Background Human infection with Opisthorchis viverrini, a carcinogenic liver fluke inhabiting the biliary tree, is endemic in South-East Asia. Chronic infection is associated with a fatal complication, cholangiocarcinoma, a late-presenting and aggressive malignancy. Currently, annual mortality rates from cholangiocarcinoma mirror trends in incidence, due in part to limited availability of efficient prognostic and early diagnostic biomarkers. With ability to detect thousands of urinary metabolites using metabonomics, the urine metabolome holds great potential in providing an insight into system-level alterations in carcinogenesis and in identifying metabolic markers altered in response to disturbed homeostasis.

Methods Global molecular profiling using reversed-phase ultra-performance liquid-chomatography mass spectrometry (RP-UPLC-MS) was utilised to acquire the urinary spectral profile of 137 Thai subjects (48 at high risk of infection, 41 with O. viverrini infection, 34 periportal fibrosis and 14 cholangiocarcinoma) from Khon Kaen, Thailand.

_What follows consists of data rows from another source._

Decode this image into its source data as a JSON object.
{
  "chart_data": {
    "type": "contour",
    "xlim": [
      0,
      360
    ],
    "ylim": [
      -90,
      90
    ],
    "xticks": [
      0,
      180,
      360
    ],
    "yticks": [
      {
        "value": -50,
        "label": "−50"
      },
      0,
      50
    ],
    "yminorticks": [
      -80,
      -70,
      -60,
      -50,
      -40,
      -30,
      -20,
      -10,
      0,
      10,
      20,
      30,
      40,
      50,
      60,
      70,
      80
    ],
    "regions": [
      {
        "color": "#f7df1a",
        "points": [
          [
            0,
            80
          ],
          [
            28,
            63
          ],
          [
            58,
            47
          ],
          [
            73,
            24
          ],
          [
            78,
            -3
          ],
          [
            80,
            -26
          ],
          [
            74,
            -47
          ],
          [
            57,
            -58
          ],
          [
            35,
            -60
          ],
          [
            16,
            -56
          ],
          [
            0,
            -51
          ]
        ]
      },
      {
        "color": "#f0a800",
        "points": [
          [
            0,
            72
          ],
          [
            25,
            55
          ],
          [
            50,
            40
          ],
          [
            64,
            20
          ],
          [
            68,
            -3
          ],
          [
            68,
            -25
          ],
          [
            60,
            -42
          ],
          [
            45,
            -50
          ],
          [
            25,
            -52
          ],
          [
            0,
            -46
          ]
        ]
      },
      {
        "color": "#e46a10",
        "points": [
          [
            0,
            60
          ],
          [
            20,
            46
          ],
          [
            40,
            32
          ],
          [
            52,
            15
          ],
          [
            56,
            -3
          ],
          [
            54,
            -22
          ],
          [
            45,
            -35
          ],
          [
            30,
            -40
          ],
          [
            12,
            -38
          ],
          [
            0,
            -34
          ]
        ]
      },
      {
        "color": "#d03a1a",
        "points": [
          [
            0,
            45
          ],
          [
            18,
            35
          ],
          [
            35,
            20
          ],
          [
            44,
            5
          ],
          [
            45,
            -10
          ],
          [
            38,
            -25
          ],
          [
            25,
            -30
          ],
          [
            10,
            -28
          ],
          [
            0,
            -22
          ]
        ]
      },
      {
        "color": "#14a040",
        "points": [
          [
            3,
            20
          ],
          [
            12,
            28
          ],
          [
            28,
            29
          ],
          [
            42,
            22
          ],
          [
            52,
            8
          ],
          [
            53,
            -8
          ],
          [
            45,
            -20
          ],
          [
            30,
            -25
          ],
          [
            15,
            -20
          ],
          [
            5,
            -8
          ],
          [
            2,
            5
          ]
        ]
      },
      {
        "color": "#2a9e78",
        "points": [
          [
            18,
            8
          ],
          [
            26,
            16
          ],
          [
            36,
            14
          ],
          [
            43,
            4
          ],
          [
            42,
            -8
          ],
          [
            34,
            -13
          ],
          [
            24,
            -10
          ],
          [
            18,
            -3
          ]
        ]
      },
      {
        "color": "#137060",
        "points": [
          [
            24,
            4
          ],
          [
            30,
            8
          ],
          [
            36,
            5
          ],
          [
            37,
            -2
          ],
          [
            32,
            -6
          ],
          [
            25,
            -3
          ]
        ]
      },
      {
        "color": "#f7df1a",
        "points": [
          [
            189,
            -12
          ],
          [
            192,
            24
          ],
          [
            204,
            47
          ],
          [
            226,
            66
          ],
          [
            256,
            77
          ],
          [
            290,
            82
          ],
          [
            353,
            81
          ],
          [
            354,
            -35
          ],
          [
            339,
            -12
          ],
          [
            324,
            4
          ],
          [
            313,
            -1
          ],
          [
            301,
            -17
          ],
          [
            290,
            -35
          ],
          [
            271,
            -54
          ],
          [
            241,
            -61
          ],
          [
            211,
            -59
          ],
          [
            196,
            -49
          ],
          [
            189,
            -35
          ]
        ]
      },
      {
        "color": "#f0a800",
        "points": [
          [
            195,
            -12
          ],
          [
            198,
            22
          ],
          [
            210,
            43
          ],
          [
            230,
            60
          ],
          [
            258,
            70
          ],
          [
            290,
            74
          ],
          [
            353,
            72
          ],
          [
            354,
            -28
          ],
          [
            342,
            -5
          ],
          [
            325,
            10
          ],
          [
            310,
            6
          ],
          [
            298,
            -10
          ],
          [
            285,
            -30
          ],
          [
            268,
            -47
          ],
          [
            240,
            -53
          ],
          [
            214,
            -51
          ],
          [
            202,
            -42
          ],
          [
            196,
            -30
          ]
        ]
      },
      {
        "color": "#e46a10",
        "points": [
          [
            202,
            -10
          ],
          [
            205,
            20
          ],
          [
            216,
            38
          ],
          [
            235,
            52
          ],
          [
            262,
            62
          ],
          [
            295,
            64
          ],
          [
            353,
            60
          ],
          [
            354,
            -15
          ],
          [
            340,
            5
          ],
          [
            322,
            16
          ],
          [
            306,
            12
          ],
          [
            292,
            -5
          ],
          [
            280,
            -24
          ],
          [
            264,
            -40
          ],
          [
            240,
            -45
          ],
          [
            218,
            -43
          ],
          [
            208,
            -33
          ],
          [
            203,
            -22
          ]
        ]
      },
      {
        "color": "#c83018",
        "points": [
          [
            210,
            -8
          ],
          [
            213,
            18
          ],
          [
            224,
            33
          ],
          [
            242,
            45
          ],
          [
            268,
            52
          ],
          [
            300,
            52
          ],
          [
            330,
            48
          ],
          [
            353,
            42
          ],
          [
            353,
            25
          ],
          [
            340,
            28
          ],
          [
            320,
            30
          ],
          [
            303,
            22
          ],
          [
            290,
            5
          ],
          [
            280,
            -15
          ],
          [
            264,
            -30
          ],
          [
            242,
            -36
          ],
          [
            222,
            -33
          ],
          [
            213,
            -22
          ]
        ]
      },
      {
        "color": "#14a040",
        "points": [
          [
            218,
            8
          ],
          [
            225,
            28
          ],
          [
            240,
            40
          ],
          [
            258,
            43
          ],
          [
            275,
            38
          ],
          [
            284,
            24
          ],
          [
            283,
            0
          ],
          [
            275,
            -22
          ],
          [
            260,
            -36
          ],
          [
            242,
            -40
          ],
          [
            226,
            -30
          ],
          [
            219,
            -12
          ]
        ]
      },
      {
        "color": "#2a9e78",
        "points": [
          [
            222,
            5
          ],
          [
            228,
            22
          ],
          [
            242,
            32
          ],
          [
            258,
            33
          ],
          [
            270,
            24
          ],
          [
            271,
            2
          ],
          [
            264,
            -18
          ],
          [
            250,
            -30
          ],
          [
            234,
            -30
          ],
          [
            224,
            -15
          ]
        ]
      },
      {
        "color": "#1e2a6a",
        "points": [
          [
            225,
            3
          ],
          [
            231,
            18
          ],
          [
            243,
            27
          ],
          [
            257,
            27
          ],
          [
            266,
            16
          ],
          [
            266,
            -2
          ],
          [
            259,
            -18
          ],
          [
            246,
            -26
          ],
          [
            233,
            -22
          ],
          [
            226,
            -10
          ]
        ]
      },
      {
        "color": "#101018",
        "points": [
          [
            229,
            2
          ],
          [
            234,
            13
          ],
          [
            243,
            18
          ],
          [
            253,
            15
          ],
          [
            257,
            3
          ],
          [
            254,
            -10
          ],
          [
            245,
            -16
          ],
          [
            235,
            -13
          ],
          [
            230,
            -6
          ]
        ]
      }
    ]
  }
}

Results Multivariate statistical analysis identified perturbation in several molecular classes related to purine metabolism and lipid metabolism in the cholangiocarcinoma urine metabolome. These markers mainly reflect changes in energy metabolism to support proliferation (increased fatty acid oxidation and purine recycling), DNA methylation and hepatic injury.

Conclusions Several metabolites of biological interest were discovered from this proof-of-principle dataset. Augmenting these findings is essential to accelerate the development of urinary metabolic markers in cholangiocarcinoma.